107 women were seen, more than twice the participation at UMMC in 2017. Lead pathologists Stephen S. Raab, MD, FCAP, and Kim R. Geisinger, MD, FCAP, used pathology digital imaging (PDI) to test the hypothesis that cytotechnologist diagnostic accuracy interpreting Pap test digital images is equivalent to interpreting glass slide images.

TEXAS: At IVFMD Clinic in Irving, Texas, like so many other STT programs, primary barriers to care include having little or no health insurance and inability to afford co-pays. The clinic and the 30 clinic staff members and volunteers invested more than 160 hours of planning to ensure that the See, Test & Treat program at the IVFMD Clinic was a success. Sang Wu, MD, FCAP, was the lead pathologist, working along with Jonathan Lam, MD and BT Tran, program coordinator.

NEW JERSEY: In addition to a grant from the CAP Foundation, the Health Foundation of New Jersey sponsored the program at Rutgers Cancer Institute of New Jersey at University Hospital, Newark, New Jersey, last October.
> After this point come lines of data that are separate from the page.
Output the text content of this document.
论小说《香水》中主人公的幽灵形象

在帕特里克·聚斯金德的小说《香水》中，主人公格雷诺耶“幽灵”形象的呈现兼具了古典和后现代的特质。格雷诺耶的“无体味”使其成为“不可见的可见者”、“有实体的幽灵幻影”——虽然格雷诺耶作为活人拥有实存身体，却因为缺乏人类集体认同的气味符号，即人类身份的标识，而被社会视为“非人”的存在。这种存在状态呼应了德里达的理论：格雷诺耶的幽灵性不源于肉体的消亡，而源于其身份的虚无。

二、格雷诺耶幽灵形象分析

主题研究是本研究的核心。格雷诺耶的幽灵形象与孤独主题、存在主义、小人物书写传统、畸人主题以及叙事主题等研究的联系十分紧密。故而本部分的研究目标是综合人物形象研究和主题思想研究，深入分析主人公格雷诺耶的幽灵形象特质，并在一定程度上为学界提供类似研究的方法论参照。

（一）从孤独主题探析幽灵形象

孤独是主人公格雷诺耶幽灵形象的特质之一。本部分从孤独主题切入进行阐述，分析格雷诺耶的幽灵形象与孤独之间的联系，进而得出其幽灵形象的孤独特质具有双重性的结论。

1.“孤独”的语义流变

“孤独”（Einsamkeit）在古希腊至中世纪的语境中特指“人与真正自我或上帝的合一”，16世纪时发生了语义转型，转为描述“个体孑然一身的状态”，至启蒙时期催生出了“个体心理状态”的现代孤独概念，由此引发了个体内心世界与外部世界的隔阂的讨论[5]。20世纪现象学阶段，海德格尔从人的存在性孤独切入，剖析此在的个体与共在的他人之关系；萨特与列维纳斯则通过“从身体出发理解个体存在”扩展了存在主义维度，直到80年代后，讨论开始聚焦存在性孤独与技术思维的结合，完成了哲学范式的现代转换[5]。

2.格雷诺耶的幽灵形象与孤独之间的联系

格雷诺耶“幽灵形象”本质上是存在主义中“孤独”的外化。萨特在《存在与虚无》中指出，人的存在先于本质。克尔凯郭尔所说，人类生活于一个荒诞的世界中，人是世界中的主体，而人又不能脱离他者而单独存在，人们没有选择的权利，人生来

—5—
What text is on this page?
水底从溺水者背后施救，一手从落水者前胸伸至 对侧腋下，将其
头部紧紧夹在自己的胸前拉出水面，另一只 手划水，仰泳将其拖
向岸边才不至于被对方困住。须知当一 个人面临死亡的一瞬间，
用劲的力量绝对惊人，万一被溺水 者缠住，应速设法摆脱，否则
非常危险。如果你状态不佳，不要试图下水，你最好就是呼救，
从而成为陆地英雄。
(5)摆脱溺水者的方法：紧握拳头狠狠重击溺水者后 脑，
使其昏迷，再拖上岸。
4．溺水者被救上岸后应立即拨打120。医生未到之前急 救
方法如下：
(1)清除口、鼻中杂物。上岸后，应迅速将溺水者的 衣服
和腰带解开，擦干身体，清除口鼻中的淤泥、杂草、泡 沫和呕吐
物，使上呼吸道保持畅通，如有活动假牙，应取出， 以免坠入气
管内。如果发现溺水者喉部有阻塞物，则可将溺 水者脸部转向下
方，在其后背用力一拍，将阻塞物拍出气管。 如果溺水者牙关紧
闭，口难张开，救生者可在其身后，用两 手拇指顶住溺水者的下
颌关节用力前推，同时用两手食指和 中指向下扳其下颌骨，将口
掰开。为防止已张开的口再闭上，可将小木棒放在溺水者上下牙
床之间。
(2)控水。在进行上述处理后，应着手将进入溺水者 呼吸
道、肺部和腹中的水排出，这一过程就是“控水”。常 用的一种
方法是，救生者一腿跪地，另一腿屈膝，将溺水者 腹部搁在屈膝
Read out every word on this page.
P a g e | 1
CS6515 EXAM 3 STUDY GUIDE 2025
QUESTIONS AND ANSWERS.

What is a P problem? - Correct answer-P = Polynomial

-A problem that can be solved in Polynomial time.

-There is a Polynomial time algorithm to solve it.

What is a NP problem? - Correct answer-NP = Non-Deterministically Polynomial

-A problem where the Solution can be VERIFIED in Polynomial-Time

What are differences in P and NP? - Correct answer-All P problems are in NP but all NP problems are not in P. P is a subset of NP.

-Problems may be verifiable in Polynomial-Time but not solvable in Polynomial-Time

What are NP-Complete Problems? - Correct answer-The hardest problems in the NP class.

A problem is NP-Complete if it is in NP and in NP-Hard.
Of 63 Pap exams, three were abnormal; of 50 mammograms, 15 were abnormal; and among 20 HPV tests, there was one positive result. All women with abnormal results were referred for follow-up.

Rutgers provided interpreters and educational materials in Spanish, Caribbean American (Portuguese), and Haitian Creole. Like many STT programs, Rutgers offered transportation and childcare services.

MASSACHUSETTS: More than 100 volunteers came together in March at the Cambridge Health Alliance to provide Pap smears, breast exams, mammograms, HPV testing, and more for underserved women in our community. CHA Women’s Health checked in 53 patients, most of whom had little or no insurance

“The most important piece of all of the free care that we provided is that it possibly saved several women’s lives,” said Rebecca A. Osgood, MD, FCAP. “There were four women who had abnormal Pap tests who are now able to receive follow-up care, as well as a few women whose mammograms indicated the need to return for additional screening. Reaching these women is the reason everyone put a herculean effort into organizing this event. I can’t thank everyone enough for all they did to make See, Test & Treat run so smoothly.”